How can such exceptional liars be detected? How can these superbly skilled actors be unmasked? Even highly trained and experienced forensic psychologists and psychiatrists are sometimes taken in and fooled by these impressive individuals, some of whom can even fool a polygraph examination. In forensic psychology, we have various methods and tests to detect deception or malingering. But clinically, most telling to the seasoned forensic evaluator is discerning the presence of a long-standing pattern (since childhood or adolescence) of deceptiveness, impulsivity, manipulation, irresponsibility, and selfish disregard for (if not outright violation of) others' rights, needs and feelings without remorse, frequently taking the form of unlawful behavior commonly (but not always) leading to arrests. Some manage to consistently outwit the law. But in most (though not all) cases, even these clever criminals slip up or get too cocky, eventually resulting in detection and incarceration.
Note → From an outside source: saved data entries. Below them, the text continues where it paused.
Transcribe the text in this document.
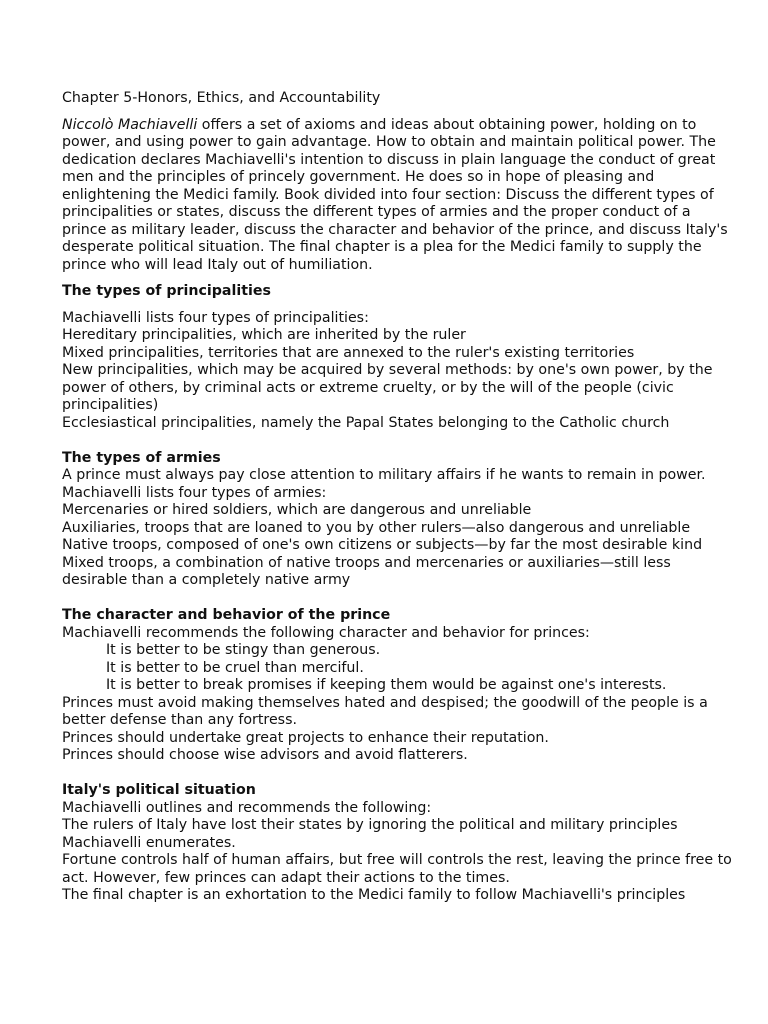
Chapter 5-Honors, Ethics, and Accountability

Niccolò Machiavelli offers a set of axioms and ideas about obtaining power, holding on to power, and using power to gain advantage. How to obtain and maintain political power. The dedication declares Machiavelli's intention to discuss in plain language the conduct of great men and the principles of princely government. He does so in hope of pleasing and enlightening the Medici family. Book divided into four section: Discuss the different types of principalities or states, discuss the different types of armies and the proper conduct of a prince as military leader, discuss the character and behavior of the prince, and discuss Italy's desperate political situation. The final chapter is a plea for the Medici family to supply the prince who will lead Italy out of humiliation.

The types of principalities

Machiavelli lists four types of principalities:

Hereditary principalities, which are inherited by the ruler

Mixed principalities, territories that are annexed to the ruler's existing territories

New principalities, which may be acquired by several methods: by one's own power, by the power of others, by criminal acts or extreme cruelty, or by the will of the people (civic principalities)

Ecclesiastical principalities, namely the Papal States belonging to the Catholic church

The types of armies

A prince must always pay close attention to military affairs if he wants to remain in power. Machiavelli lists four types of armies:

Mercenaries or hired soldiers, which are dangerous and unreliable

Auxiliaries, troops that are loaned to you by other rulers—also dangerous and unreliable

Native troops, composed of one's own citizens or subjects—by far the most desirable kind

Mixed troops, a combination of native troops and mercenaries or auxiliaries—still less desirable than a completely native army

The character and behavior of the prince

Machiavelli recommends the following character and behavior for princes:

It is better to be stingy than generous.

It is better to be cruel than merciful.

It is better to break promises if keeping them would be against one's interests.

Princes must avoid making themselves hated and despised; the goodwill of the people is a better defense than any fortress.

Princes should undertake great projects to enhance their reputation.

Princes should choose wise advisors and avoid flatterers.

Italy's political situation

Machiavelli outlines and recommends the following:

The rulers of Italy have lost their states by ignoring the political and military principles Machiavelli enumerates.

Fortune controls half of human affairs, but free will controls the rest, leaving the prince free to act. However, few princes can adapt their actions to the times.

The final chapter is an exhortation to the Medici family to follow Machiavelli's principles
Personality disorders are chronic conditions, and don't just suddenly appear one day out of the blue. They are deeply rooted ways of being in the world. Which is why the next time you meet that charming, charismatic, kind, generous, seemingly perfect person, it might make sense to slow down, check out his or her history, and peer behind the mask before leaping into any financial, professional or romantic relationship. There's an old saying: If it seems too good to be true, it probably is. Sure, we all wear masks. We need a persona for normal social functioning. But the slicker and more superficially polished the persona, the more risk there is that darkness--like Dr. Jekyll's demonic Mr. Hyde--lurks beneath the seductive, shiny surface. And the more difficult it is to see through the facade. M. Scott Peck (1983) called such habitually deceptive, treacherous individuals "people of the lie." Evil, like the devil, can assume a pleasing form, making it doubly dangerous. This is what gives diabolical characters like Hitler, Manson, Ted Bundy, or possibly accused killers Philip Markoff, Casey Anthony, Chris Coleman and Drew Peterson the uncanny power to do what they do. Our naive inability or unwillingness to perceive disguised evil is precisely what such severely pathological personalities prey upon.
Parts of this posting are excerpted or derived from my previously published article titled "Violence as Secular Evil: Forensic Evaluation and Treatment of Violent Offenders from the Viewpoint of Existential Depth Psychology," Journal of Applied Psychoanalytic Studies, Vol. 5, No. 1. January 2003.